However, when looked at carefully, there seems to be little evidence to back up the claim that Ouija has literally driven thousands mad. Alan Murdie, chair of the Ghost Club, puts it succinctly, saying: ‘The view that Ouija boards are in some way dangerous only seems to have grown up since the mid-1960s with increased channelling and occult experimentation in North America; rather like rumours of Satanism and black magic cults, stories of harmful Ouija board experiments have entered into popular folklore and horror fiction. Solid examples – i.e. those with names, places and dates and corroborating evidence – are hard to come by’.14Murdie (2008), 21. If we look, for example, at a case involving a man drowning his dog, sceptics have pointed out that the man ‘seems to have now dropped his alibi and has pleaded guilty to causing unnecessary suffering to a protected animal’.15Skeptic Boot-Blog (2015).

This demonisation of the Ouija board seems especially to have occurred following the book and film The Exorcist,16Blatty (1972). publicised with some justification as the most terrifying book ever written. The Ouija board’s inclusion in the book and film changed its public perception, this only six years after Parker Brothers bought the rights and in effect produced the Ouija board as a ‘toy’. It is likely the 2014 movie Ouija has had a similar but much smaller impact.

The Ouija Board as a Tool for Paranormal Investigation?

There is a strange switching of allegiances when this question is asked, in that those who fear the Ouija board tend also to be those who believe it actually works. For example, J. Godfrey Raupert, despite in general disapproving of its use, admitted ‘while much Ouija or planchette writing is automatic and natural, intercourse with the spirits can be established by these means … that in view of the abundant evidence, any other explanation would present greater and indeed insuperable difficulties’.17Raupert (1919), 234. What, then, is the evidence for the effectiveness of the board, and would it be evidence for an afterlife or possibly hidden powers within?

By definition, for any evidence to impress, it would need to bring forward facts or knowledge or skills that were not readily available to the sitter or sitters. One of the most interesting historical cases is that involving Pearl Curran, who in 1912 started experimenting with a Ouija board and initially got communications apparently from her recently dead father. Within a year, however, she was contacted by an entity who named herself Patience Worth, apparently born in 1649 in England, a poor uneducated country girl who immigrated to America and was slaughtered in an Indian raid in 1694. What was unique about these ongoing communications, though, was not any possible past life of ‘Patience’, but the fact that over a period of five years ‘she dictated four million words—epigrams, poems, allegories, short stories, plays and full-length novels’.18Hunt (1985), 28.

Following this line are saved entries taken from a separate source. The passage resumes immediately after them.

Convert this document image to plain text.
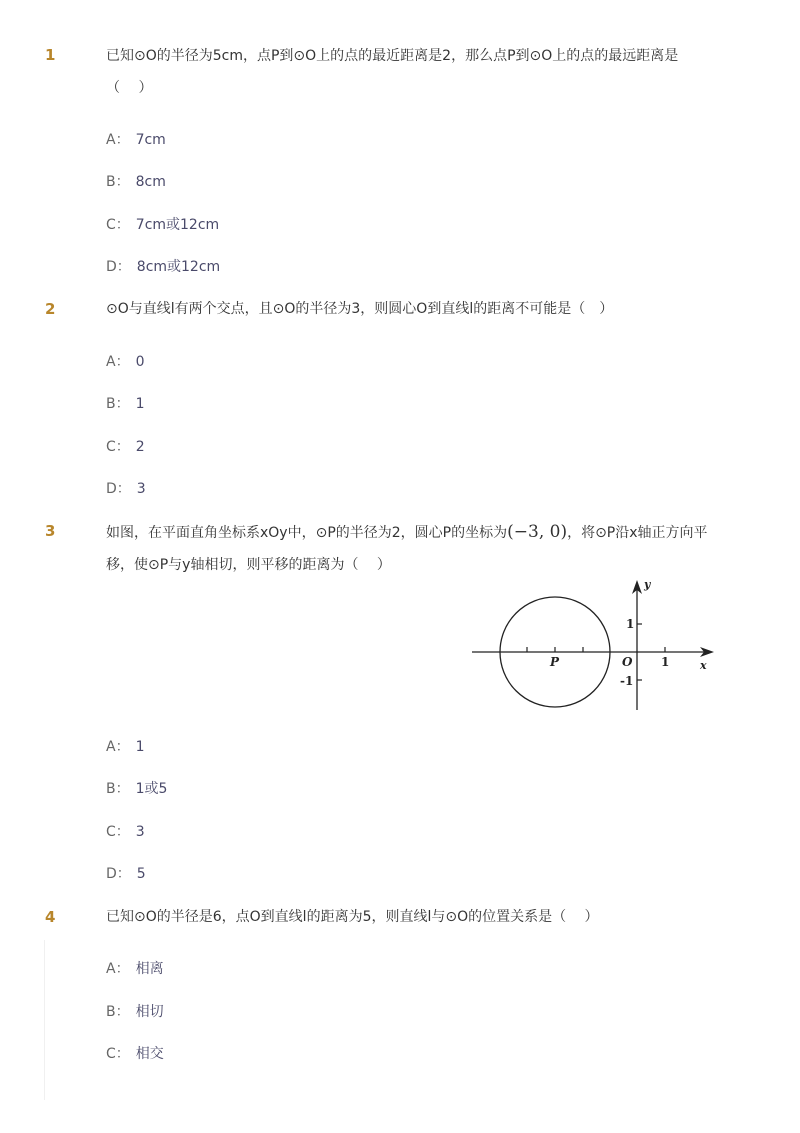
1	已知⊙O的半径为5cm，点P到⊙O上的点的最近距离是2，那么点P到⊙O上的点的最远距离是
（　 ）
A： 7cm
B： 8cm
C： 7cm或12cm
D： 8cm或12cm
2	⊙O与直线l有两个交点，且⊙O的半径为3，则圆心O到直线l的距离不可能是（　）
A： 0
B： 1
C： 2
D： 3
3	如图，在平面直角坐标系xOy中，⊙P的半径为2，圆心P的坐标为(−3, 0)，将⊙P沿x轴正方向平
移，使⊙P与y轴相切，则平移的距离为（　 ）
y
x
O
P	1
1
-1
A： 1
B： 1或5
C： 3
D： 5
4	已知⊙O的半径是6，点O到直线l的距离为5，则直线l与⊙O的位置关系是（　 ）
A： 相离
B： 相切
C： 相交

Patience’s writings were of a very high calibre. One of the books, for example, dictated in this fashion, called The Sorry Tale, about the life of Christ, became a bestseller and was reviewed by the New York Times in 1917 as ‘a wonderful, beautiful and a noble book’.19Hunt (1985), 29. This was something that, on the surface at least, neither Pearl Curran, with only basic schooling, nor ‘Patience’ (if indeed a peasant farmer) could have produced. Walter Franklin Prince of the American Society for Psychical Research investigated this phenomenon. He could not come to a firm conclusion about it, believing that ‘We must either accept Patience Worth as a spirit or as one of the most amazing phenomena to come from the human subconscious’.20Hunt (1985), 34. In either case, the phenomenon is of great interest and anomalous to the extent that it is not fully understood.

Another famous case which started with similarities is that of Betty White who, with the help of her husband Stewart, spent seventeen years with a group of discarnate beings calling themselves the Invisibles, collecting messages about the importance of spiritual development amongst humanity, which they published in 1937.21White (1937/1988). What is of interest here is that whilst the initial communications were from a Ouija board, the later communications were through automatic writing and trance mediumship. This makes the clear point that whatever the mechanisms of Ouija, they are similar to other types of psychic communication or divination and should therefore not have any special dangers or differences from these other processes.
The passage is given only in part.